- MO 215 highlighted in red

Route information
- Maintained by MoDOT
- Length: 49.709 mi (79.999 km)
- Existed: October 1970–present

Major junctions
- South end: US 65 / Route O south of Buffalo
- Route 13 in Brighton
- North end: Route 39 south of Stockton

Location
- Country: United States
- State: Missouri

Highway system
- Missouri State Highway System; Interstate; US; State; Supplemental;
| ← Route 213 |  | → Route 224 |

= Missouri Route 215 =

State highway in Missouri, U.S.

Route 215 is a highway in southern Missouri. Its northern terminus is at Route 39 south of Stockton; its southern terminus is at U.S. Route 65 between Buffalo and Springfield. Except for a short section which overlaps Route 13, it is a two-lane highway its entire length. It was originally a set of supplemental routes before 1970. The highway runs more east–west than north–south, but is marked as a north–south highway.

==Route description==
The highway begins 3 mi southwest of Stockton near Stockton Lake. Two miles west (at Umber View Heights), the highway crosses Stockton Lake and enters Stockton State Park. Shortly before reaching Bona, it crosses another arm of Stockton Lake, and at Bona is an intersection with Route 245. East of Bona, it crosses yet another arm of Stockton Lake, then begins a 6 mi concurrency with Route 123. At Eudora, the concurrency ends.

17 mi east of Eudora, the highway joins Route 13 for 1 mi, then turns east going through Pleasant Hope, Goodnight, and Tin Town.
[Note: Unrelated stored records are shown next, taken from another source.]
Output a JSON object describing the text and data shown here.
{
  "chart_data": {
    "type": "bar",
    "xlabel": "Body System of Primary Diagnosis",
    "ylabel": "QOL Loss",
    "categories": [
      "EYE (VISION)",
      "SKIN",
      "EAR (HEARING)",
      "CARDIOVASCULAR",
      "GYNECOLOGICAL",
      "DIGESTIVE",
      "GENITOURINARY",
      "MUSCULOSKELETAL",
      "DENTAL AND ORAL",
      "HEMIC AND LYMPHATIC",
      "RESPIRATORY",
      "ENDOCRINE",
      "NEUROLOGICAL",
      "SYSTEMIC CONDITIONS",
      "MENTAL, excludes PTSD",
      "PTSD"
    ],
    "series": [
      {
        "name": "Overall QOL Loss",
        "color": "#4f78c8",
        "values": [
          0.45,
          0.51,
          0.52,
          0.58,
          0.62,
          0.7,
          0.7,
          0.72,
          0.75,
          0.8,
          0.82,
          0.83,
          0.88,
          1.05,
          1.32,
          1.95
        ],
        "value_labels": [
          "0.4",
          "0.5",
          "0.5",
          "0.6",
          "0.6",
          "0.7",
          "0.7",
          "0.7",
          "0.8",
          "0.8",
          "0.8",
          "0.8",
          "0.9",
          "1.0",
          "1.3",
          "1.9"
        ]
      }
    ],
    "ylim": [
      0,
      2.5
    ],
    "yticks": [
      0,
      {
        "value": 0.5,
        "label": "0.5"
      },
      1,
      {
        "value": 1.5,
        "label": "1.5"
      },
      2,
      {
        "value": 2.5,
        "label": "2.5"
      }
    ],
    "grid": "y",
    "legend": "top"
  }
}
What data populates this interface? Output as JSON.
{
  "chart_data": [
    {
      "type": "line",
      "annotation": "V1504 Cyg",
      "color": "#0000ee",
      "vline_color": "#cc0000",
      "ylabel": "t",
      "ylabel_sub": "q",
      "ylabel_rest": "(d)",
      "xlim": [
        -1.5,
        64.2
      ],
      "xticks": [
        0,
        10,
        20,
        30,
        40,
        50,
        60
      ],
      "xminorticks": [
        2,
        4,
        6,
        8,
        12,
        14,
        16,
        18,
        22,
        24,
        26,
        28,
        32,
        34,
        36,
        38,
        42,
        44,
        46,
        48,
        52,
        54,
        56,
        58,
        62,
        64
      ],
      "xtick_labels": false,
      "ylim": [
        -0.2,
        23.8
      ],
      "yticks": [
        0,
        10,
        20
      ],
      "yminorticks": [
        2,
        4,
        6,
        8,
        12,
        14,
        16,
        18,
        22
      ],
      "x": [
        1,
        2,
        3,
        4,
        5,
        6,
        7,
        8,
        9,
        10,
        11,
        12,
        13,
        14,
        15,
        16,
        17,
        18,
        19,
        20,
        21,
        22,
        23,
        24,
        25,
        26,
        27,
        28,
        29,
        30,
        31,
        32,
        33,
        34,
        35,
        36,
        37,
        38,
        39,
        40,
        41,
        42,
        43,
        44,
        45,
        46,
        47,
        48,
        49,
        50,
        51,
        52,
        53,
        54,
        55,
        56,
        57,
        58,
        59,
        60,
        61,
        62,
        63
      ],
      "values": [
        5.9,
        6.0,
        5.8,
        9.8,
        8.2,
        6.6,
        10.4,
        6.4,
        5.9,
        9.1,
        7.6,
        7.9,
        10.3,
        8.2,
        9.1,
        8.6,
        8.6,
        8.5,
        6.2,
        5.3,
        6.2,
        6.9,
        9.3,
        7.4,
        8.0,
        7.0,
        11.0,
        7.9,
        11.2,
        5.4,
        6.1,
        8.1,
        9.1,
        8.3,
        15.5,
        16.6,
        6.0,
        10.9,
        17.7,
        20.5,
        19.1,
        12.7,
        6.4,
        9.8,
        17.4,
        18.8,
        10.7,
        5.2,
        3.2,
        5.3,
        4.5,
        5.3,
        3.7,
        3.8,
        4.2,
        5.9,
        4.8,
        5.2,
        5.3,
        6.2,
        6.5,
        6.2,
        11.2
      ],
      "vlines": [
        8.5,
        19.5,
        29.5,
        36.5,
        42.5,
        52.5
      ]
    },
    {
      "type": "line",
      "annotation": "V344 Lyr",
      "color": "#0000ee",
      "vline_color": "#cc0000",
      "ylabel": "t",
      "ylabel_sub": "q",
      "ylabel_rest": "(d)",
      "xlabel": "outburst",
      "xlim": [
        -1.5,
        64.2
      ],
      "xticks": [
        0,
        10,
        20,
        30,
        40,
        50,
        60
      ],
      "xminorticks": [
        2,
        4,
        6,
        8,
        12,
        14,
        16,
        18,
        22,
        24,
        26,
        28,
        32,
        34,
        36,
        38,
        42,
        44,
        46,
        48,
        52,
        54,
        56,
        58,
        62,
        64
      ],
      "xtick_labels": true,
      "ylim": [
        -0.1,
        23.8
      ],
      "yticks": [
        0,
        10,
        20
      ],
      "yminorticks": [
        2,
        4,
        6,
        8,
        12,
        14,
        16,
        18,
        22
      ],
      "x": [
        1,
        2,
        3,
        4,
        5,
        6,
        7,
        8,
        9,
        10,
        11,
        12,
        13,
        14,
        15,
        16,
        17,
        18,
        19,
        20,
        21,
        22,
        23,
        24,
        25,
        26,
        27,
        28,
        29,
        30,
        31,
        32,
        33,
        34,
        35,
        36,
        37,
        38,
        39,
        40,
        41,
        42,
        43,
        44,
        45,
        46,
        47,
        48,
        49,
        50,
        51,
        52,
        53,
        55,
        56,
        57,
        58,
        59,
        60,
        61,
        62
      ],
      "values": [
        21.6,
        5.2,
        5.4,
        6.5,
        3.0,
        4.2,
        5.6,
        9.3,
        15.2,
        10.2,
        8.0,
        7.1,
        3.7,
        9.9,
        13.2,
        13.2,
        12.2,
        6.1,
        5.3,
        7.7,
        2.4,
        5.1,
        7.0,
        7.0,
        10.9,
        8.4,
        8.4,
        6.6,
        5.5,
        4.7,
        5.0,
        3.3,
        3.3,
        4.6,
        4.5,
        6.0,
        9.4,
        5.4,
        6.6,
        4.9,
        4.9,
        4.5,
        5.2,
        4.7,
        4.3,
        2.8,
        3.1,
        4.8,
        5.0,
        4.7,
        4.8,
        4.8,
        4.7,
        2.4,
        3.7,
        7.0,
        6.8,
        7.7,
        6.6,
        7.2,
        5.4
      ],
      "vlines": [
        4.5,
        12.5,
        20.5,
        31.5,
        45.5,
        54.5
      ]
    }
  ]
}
The highway continues east to County Road 65 (former 65) follows it then goes east where Route 215 concludes at US 65 at a Michigan left style junction where the highway continues as Route O.

== History ==
Route 215 was established in 1970, before then, it was supplemental routes.

==Major intersections==

| County | Location | mi | km | Destinations | Notes |
| Dallas | Sheridan Township | 0.000 | 0.000 | US 65 / Route O – Olive, Fair Grove, Buffalo | Restricted crossing U-turn intersection, all traffic must turn right |
| Polk | Brighton | 12.542 | 20.184 | Route 13 south – Springfield | Southern end of Route 13 overlap |
| East Looney Township | 13.439 | 21.628 | Route 13 north / Route 215 Spur to Route F – Bolivar | Northern end of Route 13 overlap |
| Eudora | 24.304 | 39.113 | Route 123 south / Route W – Walnut Grove, Dadeville | Southern end of Route 123 overlap |
| Union Township | 28.677 | 46.151 | Route 123 north – Aldrich | Northern end of Route 123 overlap |
| Dade | Bona | 34.810 | 56.021 | Route 245 to Route 32 – Dadeville |  |
| Cedar | Stockton | 49.709 | 79.999 | Route 39 – Stockton, Arcola |  |
1.000 mi = 1.609 km; 1.000 km = 0.621 mi

==Related route==

Route 215 Spur is a former alignment of Route 215 in Polk County, Missouri. The highway begins at Route 13 and Route 215 near Brighton and runs for 1/3 mi before ending at Route F (formerly Route 13) 1 mi north of Brighton.